Rethinking the Fundamentals of Classical Nova Explosions
Laura Chomiuk, MSU
Over the past few years, a revolution has been taking place in our understanding of classical novae, largely driven by the discovery of GeV gamma-rays emanating from these garden-variety explosions. These gamma-rays hint that shocks are energetically important—perhaps even dominant—in novae. I will present our burgeoning understanding of shocks in novae, from both multi-wavelength observational and theoretical perspectives, and illustrate how novae can be used as testbeds to understand other shock-powered explosions.
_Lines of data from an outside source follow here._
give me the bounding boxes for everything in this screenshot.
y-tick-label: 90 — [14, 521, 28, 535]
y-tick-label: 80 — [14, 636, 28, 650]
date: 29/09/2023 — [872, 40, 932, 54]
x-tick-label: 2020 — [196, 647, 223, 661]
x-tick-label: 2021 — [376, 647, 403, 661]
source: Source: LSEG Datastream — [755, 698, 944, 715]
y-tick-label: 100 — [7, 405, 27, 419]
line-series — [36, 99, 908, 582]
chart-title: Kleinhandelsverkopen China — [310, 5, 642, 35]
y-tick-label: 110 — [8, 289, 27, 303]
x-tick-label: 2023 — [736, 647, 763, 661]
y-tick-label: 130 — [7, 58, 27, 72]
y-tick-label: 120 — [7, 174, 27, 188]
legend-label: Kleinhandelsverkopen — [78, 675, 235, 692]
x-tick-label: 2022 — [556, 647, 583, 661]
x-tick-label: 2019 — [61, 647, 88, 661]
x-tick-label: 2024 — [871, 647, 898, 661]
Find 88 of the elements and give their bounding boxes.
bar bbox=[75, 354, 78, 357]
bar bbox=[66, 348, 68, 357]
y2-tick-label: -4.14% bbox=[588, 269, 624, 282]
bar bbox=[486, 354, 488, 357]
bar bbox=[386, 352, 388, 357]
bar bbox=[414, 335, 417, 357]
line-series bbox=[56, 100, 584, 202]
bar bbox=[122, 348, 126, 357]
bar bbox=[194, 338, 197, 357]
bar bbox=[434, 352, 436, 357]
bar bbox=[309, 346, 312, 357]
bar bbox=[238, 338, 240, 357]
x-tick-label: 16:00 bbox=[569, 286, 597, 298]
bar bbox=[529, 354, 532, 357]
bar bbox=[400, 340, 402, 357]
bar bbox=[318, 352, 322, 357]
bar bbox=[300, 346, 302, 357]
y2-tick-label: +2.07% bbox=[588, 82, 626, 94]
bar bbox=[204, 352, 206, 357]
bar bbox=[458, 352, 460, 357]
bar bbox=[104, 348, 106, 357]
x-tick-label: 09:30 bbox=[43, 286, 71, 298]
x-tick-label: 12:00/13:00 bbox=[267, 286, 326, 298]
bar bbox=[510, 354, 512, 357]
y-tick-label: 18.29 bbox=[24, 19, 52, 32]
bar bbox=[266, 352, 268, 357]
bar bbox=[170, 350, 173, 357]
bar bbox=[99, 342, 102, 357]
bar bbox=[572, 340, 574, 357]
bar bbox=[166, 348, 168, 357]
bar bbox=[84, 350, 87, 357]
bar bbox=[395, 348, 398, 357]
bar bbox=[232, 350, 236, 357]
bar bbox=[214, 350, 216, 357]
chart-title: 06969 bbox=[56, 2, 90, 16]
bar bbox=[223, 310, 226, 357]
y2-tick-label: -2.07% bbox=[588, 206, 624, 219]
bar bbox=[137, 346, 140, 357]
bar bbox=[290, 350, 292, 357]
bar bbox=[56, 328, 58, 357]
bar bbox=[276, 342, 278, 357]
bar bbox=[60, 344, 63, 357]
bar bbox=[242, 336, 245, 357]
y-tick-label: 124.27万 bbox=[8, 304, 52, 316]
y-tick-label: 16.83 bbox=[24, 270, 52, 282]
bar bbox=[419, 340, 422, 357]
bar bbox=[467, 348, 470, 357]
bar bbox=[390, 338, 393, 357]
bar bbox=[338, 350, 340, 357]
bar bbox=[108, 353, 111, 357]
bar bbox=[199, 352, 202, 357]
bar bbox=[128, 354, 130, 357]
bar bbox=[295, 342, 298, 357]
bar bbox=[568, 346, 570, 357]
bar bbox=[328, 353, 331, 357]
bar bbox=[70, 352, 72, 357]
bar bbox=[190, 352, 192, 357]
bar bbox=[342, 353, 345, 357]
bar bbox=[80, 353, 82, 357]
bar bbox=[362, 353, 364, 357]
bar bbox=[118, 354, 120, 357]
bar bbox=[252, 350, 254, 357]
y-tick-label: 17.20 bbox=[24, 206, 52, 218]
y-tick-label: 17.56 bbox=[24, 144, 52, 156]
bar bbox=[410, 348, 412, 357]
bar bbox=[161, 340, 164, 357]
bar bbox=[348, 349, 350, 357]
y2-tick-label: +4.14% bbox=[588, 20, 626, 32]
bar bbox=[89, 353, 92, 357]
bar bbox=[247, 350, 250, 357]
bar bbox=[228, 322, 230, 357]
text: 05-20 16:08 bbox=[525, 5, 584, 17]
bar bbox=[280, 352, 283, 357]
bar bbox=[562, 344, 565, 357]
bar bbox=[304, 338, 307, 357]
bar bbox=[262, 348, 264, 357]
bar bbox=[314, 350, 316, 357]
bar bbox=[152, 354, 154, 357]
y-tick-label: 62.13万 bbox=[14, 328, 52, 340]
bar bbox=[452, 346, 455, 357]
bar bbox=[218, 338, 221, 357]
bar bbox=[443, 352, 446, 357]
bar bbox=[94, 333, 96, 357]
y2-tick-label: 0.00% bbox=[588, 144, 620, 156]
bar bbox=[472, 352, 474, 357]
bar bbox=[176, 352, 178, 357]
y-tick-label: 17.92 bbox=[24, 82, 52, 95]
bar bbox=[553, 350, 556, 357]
Cold Gas and the Evolution of Early-type Galaxies
Lisa Young, New Mexico Tech
A major theme of galaxy evolution is understanding how today’s Hubble sequence was
established — what makes some galaxies red spheroidals and others blue disks, and what
drives their relative numbers and their spatial distributions. One way of addressing these
questions is that galaxies themselves hold clues to their formation in their internal
structures. Recent observations of early-type galaxies in particular (ellipticals and
lenticulars) have shown that their seemingly placid, nearly featureless optical images can
be deceptive. Kinematic data show that the early-type galaxies have a wide variety of
internal kinematic structures that are the relics of dramatic merging and accretion
events. A surprising number of the early-type galaxies also contain cold atomic and
molecular gas, which is significant because their transitions to the red sequence must
involve removing most of their cold gas (the raw material for star formation). We can now
also read clues to the evolution of early-type galaxies in the kinematics and the
metallicity of their gas, and possibly also in the rare isotope abundance patterns in the
cold gas. Numerical simulations are beginning to work on reproducing these cold gas
properties, so that we can place the early-type galaxies into their broader context.